Realmente não haviam dúvidas de que Tadase precisava mesmo crescer mais, Nadeshiko ainda era mais alta do que ele, mesmo os dois tendo a mesma idade e ela sendo uma garota, mas não era um único dia comendo sanduíche que ia mudar isso. Tadase parecia muito feliz enquanto comia, pelo jeito ele não comia sanduíches já fazia um bom tempo. Era incrível como Nadeshiko ainda lembrava de todas as comidas que o Rei gostava e não gostava, mesmo fazendo tanto tempo em que os dois não comiam juntos. Bom, exceto pela escola. Tudo bem que todos lanchavam juntos na escola, durante as reuniões no Royal Garden, mas eles costumavam passar muito mais tempo juntos quando eram menores.


Kiseki também havia acordado, e observava os dois um pouco mais afastado, junto com Temari.


- Né Temari... como ela está, hein? — perguntou o pequeno Rei
- Ela diz que está bem, mas...
- Entendo. Ela só não quer preocupar os outros né? — perguntou Kiseki, observando a Rainha
- Acho que sim. É muito estranho ver a Nadeshiko tão séria assim, ela sempre sorri, nem que seja só por educação, mas agora nem isso — comentou Temari aflita — Enquanto ela não puder sorrir de novo... ela não vai estar bem de verdade.
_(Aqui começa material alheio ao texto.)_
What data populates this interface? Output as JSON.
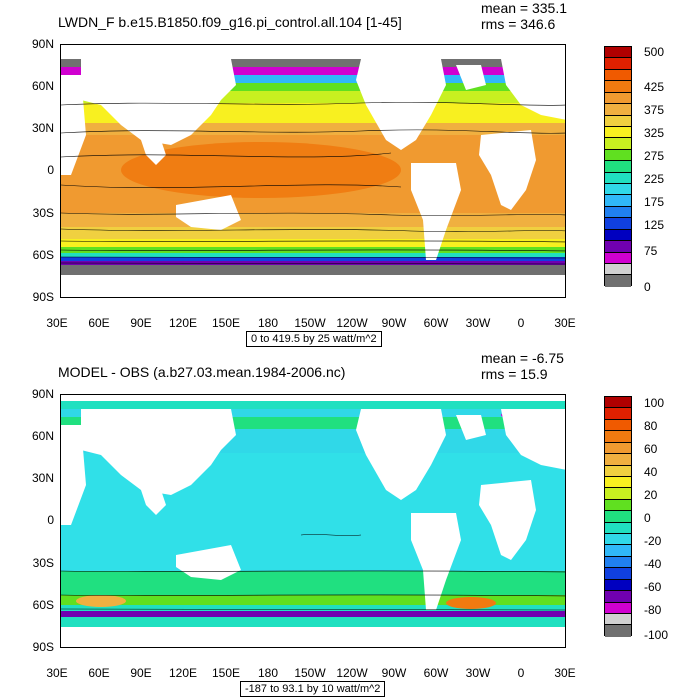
{
  "panels": [
    {
      "title": "LWDN_F b.e15.B1850.f09_g16.pi_control.all.104 [1-45]",
      "mean": "mean = 335.1",
      "rms": "rms = 346.6",
      "contour_info": "0 to 419.5 by 25 watt/m^2",
      "colorbar_labels": [
        "500",
        "425",
        "375",
        "325",
        "275",
        "225",
        "175",
        "125",
        "75",
        "0"
      ],
      "colors": [
        "#b00000",
        "#e02000",
        "#f05a00",
        "#f07a10",
        "#f09a30",
        "#f0b040",
        "#f0d040",
        "#f8f020",
        "#c8f020",
        "#60e020",
        "#20e080",
        "#20e0c0",
        "#30d8e8",
        "#30b8f8",
        "#2080f0",
        "#1040e0",
        "#0000c0",
        "#7000b0",
        "#d000d0",
        "#d0d0d0",
        "#707070"
      ]
    },
    {
      "title": "MODEL - OBS (a.b27.03.mean.1984-2006.nc)",
      "mean": "mean = -6.75",
      "rms": "rms = 15.9",
      "contour_info": "-187 to 93.1 by 10 watt/m^2",
      "colorbar_labels": [
        "100",
        "80",
        "60",
        "40",
        "20",
        "0",
        "-20",
        "-40",
        "-60",
        "-80",
        "-100"
      ],
      "colors": [
        "#b00000",
        "#e02000",
        "#f05a00",
        "#f07a10",
        "#f09a30",
        "#f0b040",
        "#f0d040",
        "#f8f020",
        "#c8f020",
        "#60e020",
        "#20e080",
        "#20e0c0",
        "#30d8e8",
        "#30b8f8",
        "#2080f0",
        "#1040e0",
        "#0000c0",
        "#7000b0",
        "#d000d0",
        "#d0d0d0",
        "#707070"
      ]
    }
  ],
  "lat_labels": [
    "90N",
    "60N",
    "30N",
    "0",
    "30S",
    "60S",
    "90S"
  ],
  "lon_labels": [
    "30E",
    "60E",
    "90E",
    "120E",
    "150E",
    "180",
    "150W",
    "120W",
    "90W",
    "60W",
    "30W",
    "0",
    "30E"
  ]
}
Realmente era muito estranho ver Nadeshiko tão séria por tanto tempo assim. Não, nem séria ela estava... Nadeshiko estava triste. Bem deprimida, na verdade. Ela encarava seu próprio sanduíche, pensativa, no qual ela nem havia tocado, por sinal, e bebia um gole de suco de vez em quando. Era quase assustador ver a Rainha tão deprimida assim, parecia que alguém havia roubado sua alma e deixara um corpo vazio ali, toda cor e vida de seu rosto haviam sido levadas.
Tadase estava realmente incomodado com aquela situação, e decidiu quebrar o silêncio:


- Né Fujisaki-san, você precisa comer logo, ou vamos nos atrasar para a escola — lembrou o Rei, forçando um sorriso
- Ah, isso... acho que não dá mais tempo de irmos pra escola hoje, Hotori-kun, olhe — respondeu a Rainha, apontando pro relógio
- Dez da manhã?! Não acredito, como fui dormir tanto??? Drooooga, por isso não vi meus pais hoje, eles já devem ter saído... por que não me acordaram?! — exclamou o Rei aflito.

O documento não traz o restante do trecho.